Walking around in the neighbourhood, I often come across another campanula – especially in slightly neglected front gardens. It is Campanula poscharskyana and much as I try, I fear I’ll never remember its name by heart. Notwithstanding this, it is a creeper with flat star-like flowers that clings to walls and romps in crevices. I’m sure it can get out of hand fairly easily as it is decidedly rampant, has such long shoots and puts down roots wherever these shoots find a tiny suitable crack to hang on to.
As I do not have a wall with cracks in and am too nervous to let it loose elsewhere in the garden, I keep one plant in a shallow pot – albeit not the usual purple-blue one but a variety called “E.H.Frost” with milky-white flowers.
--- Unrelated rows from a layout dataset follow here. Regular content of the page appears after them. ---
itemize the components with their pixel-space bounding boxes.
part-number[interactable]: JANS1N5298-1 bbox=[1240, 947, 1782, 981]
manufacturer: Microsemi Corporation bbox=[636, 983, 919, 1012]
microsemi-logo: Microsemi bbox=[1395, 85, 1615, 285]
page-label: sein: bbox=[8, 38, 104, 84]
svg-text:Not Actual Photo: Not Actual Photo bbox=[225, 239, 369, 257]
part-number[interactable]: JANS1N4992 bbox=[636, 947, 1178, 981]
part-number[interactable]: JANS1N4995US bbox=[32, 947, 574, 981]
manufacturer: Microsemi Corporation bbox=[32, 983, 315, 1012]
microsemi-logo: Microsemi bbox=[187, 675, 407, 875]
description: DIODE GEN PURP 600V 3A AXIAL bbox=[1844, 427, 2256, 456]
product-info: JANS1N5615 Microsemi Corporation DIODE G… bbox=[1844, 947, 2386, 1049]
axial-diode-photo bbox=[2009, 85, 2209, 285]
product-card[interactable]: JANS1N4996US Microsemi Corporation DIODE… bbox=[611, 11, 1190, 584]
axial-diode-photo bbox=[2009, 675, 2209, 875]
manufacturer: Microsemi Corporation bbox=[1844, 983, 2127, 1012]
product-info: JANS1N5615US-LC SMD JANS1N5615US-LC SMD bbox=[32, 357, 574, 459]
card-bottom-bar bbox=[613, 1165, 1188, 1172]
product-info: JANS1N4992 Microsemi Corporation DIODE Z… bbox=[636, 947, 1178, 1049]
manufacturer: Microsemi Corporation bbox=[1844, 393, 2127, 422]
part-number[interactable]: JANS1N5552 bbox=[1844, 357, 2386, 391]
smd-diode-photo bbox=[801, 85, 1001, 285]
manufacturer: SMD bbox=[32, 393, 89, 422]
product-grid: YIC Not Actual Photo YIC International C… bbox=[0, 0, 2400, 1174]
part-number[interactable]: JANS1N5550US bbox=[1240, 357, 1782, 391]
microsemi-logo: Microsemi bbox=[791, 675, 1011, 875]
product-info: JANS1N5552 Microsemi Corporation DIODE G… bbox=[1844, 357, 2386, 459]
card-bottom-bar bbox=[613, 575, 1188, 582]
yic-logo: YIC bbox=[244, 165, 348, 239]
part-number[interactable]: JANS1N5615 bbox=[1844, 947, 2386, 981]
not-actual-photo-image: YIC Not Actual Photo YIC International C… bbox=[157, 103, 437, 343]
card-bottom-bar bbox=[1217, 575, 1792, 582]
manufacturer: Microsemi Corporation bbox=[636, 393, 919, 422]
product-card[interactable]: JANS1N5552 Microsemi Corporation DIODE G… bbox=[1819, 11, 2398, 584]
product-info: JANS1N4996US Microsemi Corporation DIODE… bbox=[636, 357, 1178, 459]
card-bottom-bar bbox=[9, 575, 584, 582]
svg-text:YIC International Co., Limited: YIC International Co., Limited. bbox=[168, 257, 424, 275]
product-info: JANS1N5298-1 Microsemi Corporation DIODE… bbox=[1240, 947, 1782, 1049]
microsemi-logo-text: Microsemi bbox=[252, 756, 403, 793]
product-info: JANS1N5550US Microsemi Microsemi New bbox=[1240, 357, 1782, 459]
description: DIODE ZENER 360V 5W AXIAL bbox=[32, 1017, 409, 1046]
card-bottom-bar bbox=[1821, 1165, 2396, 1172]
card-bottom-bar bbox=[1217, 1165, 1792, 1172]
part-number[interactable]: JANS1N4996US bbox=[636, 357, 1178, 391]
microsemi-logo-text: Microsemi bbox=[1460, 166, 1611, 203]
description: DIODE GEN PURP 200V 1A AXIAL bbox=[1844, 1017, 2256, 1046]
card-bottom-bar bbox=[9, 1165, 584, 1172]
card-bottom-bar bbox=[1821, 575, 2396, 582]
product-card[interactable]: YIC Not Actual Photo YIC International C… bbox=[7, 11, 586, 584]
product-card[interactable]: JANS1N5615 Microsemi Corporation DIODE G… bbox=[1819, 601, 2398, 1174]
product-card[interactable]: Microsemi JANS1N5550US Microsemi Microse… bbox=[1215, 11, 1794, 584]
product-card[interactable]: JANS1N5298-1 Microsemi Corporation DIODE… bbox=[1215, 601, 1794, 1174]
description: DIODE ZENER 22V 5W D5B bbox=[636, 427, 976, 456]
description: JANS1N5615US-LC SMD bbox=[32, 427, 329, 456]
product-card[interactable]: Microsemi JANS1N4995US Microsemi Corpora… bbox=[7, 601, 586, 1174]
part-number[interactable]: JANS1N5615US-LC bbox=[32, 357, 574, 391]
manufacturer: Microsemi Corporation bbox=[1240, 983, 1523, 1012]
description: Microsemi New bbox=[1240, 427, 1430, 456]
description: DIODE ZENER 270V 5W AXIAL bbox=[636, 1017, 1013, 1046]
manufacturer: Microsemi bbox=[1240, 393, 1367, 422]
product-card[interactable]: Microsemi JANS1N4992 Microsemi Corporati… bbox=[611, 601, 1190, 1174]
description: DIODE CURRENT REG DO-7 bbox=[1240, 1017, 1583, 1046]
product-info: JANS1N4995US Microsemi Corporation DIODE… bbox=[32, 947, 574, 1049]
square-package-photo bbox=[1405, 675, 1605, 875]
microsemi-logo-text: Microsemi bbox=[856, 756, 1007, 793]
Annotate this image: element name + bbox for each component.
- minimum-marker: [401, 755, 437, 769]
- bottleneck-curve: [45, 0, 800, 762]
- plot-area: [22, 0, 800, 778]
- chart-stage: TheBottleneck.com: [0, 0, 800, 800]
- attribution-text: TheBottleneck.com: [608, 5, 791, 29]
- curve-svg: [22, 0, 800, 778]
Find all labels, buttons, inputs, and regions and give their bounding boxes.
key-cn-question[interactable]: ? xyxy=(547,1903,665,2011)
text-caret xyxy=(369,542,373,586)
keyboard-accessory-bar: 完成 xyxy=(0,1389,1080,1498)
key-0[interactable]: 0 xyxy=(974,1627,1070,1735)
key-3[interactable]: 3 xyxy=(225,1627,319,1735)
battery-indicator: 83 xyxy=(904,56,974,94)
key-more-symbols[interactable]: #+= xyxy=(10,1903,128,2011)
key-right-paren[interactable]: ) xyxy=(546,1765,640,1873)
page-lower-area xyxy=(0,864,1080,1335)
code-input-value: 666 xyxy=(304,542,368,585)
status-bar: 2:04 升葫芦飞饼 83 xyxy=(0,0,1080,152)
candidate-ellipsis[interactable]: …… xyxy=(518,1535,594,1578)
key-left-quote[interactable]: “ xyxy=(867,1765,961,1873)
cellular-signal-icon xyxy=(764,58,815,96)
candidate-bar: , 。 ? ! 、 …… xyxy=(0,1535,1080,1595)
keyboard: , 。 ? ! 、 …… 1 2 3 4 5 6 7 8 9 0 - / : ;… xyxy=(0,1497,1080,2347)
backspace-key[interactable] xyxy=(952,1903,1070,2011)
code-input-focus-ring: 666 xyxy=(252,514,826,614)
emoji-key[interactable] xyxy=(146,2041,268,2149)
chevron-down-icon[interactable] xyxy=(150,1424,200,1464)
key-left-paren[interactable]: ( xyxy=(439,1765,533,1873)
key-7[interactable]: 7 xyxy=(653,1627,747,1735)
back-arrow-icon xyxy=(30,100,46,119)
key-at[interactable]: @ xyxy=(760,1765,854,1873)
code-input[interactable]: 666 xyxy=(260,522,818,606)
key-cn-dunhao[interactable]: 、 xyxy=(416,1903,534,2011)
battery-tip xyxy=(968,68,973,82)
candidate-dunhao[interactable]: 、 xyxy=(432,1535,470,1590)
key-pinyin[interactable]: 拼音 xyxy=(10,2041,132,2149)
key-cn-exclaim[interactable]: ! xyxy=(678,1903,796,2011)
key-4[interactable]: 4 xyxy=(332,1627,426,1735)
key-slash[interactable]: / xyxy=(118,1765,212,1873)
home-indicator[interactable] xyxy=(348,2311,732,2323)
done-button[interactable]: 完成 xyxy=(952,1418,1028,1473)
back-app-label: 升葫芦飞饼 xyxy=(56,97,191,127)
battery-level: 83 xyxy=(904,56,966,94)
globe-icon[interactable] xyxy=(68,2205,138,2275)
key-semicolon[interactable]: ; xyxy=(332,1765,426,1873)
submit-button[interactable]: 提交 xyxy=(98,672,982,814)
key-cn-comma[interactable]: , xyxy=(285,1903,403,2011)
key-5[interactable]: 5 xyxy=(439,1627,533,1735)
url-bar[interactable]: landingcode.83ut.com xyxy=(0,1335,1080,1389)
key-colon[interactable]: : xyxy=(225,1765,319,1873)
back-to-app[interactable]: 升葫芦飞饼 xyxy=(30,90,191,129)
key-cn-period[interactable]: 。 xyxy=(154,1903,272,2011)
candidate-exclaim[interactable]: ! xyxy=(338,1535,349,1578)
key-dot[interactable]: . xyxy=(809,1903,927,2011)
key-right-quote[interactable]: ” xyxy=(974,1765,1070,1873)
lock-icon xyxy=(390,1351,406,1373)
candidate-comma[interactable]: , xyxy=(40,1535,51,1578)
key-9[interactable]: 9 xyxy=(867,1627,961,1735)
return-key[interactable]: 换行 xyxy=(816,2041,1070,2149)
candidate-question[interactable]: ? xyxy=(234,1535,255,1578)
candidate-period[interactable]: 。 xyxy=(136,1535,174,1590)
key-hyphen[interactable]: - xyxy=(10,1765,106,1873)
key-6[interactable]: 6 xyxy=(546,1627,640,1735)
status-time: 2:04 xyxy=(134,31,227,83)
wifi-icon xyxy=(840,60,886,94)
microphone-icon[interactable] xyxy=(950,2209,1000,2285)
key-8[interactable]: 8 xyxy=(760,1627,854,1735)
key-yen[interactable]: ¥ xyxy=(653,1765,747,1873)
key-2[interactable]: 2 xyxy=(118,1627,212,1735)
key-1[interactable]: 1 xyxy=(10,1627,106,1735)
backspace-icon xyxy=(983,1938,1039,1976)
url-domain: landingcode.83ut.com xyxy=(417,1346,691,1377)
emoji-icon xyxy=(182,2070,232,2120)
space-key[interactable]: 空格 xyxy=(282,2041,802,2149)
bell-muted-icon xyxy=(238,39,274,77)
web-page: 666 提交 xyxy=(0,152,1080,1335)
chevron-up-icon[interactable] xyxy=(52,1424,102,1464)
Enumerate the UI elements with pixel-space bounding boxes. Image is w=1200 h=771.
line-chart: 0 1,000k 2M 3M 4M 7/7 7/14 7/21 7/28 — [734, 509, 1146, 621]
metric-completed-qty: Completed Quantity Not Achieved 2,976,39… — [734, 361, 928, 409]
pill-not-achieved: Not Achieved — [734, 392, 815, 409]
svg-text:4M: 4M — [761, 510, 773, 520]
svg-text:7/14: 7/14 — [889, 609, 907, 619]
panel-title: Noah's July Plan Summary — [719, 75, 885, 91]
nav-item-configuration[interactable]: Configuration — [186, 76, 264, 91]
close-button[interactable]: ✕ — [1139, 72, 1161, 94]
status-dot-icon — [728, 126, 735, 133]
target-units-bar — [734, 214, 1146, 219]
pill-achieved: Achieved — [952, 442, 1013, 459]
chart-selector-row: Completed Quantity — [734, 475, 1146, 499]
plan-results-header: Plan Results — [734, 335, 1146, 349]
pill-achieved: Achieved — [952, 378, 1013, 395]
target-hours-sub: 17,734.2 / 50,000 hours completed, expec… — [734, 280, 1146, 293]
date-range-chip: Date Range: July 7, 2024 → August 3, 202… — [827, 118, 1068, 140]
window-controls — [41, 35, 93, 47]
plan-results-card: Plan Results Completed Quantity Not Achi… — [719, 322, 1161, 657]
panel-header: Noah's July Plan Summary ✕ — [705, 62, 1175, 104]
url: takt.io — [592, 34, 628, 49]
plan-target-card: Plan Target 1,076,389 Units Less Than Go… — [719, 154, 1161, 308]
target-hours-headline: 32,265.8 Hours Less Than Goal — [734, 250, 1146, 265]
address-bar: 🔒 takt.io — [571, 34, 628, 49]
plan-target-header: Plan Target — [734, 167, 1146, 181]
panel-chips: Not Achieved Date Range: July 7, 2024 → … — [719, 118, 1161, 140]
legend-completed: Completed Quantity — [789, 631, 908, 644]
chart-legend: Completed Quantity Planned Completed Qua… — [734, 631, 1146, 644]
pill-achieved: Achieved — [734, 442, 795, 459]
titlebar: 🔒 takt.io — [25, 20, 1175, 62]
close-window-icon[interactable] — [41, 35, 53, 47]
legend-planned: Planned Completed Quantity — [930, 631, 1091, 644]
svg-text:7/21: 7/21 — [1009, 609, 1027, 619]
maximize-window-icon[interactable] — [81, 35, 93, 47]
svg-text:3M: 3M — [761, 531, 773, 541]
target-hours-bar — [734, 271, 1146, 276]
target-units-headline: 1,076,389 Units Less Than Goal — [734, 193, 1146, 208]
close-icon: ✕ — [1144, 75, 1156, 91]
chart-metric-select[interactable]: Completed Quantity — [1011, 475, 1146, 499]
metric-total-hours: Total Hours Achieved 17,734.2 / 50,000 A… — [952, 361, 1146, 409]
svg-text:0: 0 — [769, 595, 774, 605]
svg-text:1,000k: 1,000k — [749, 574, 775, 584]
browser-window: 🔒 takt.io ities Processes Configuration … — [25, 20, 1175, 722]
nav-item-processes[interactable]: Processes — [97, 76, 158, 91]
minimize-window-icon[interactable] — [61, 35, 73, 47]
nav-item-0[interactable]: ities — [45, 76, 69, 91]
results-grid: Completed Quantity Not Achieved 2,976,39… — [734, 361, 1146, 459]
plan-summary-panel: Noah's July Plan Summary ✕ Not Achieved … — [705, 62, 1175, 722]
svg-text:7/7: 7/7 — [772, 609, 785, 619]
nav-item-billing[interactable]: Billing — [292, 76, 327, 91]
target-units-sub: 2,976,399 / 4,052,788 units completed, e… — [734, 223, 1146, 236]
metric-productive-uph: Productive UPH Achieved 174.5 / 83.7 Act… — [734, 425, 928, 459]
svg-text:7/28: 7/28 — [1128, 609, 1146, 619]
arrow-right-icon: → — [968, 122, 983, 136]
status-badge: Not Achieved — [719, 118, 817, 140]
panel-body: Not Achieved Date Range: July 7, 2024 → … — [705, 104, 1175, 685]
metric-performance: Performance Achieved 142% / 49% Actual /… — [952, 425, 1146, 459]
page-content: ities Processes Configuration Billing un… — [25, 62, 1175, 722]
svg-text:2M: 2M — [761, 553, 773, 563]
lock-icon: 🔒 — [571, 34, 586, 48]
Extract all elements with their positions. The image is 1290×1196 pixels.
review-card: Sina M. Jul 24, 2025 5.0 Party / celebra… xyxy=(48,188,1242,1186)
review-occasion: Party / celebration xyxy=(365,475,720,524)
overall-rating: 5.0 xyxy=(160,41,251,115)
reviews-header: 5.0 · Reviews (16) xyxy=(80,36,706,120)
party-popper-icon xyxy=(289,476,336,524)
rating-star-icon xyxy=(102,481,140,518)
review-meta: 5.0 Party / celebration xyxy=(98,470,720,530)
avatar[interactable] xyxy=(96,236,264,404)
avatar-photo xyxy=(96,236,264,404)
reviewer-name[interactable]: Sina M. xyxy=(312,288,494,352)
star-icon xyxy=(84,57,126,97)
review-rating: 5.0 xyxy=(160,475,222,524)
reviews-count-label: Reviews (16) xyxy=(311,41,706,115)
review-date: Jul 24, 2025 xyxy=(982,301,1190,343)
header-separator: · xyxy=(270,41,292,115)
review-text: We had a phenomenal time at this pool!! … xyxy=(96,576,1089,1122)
Also, its leaves seem paler than those in my neighbours’ gardens – but that may have to do with depletion of nutrients in the pot rather than it being a “natural” feature. I feel pretty guilty about it, it reminds me of cheetahs or eagles kept in zoo enclosures: poor creatures with no room to run or soar as they were meant to by Mother Nature
In a similar vein, there is Campanula portenschlagiana, only marginally easier to remember but prettier in my eyes: I like my bellflowers to be bell-shaped. (Although, to be precise, these are more funnel- than bell-shaped). It used to be called C. muralis because this plant, too, grows and looks great in wall crevices etc. – like a mural perhaps. Lewis and Lynch describe it as “one of the menaces among campanulas” because it has not just “long questing stems reaching out to cover the ground” but “more reaching out below the surface of the soil in quest of fresh territory”. But they immediately qualify their harsh verdict by adding “although the runners do quest far, in a more open situation they are not at all hard to control by just pulling them out; only in a neglected situation will they spread menacingly”. Somewhere I have read it described as “the most charming weed in the world”.
I have mine in a container, shading the foot of Clematis tex. ‘Princess Diana’ and very decoratively hanging over its rim. Each year there are masses of deep lavender blooms. So many in fact that you can hardly spot any leaves. When spent, you simply pull off the flowering stems that grow from the rosettes and it looks all tidy again. Usually you get more blooms a little later.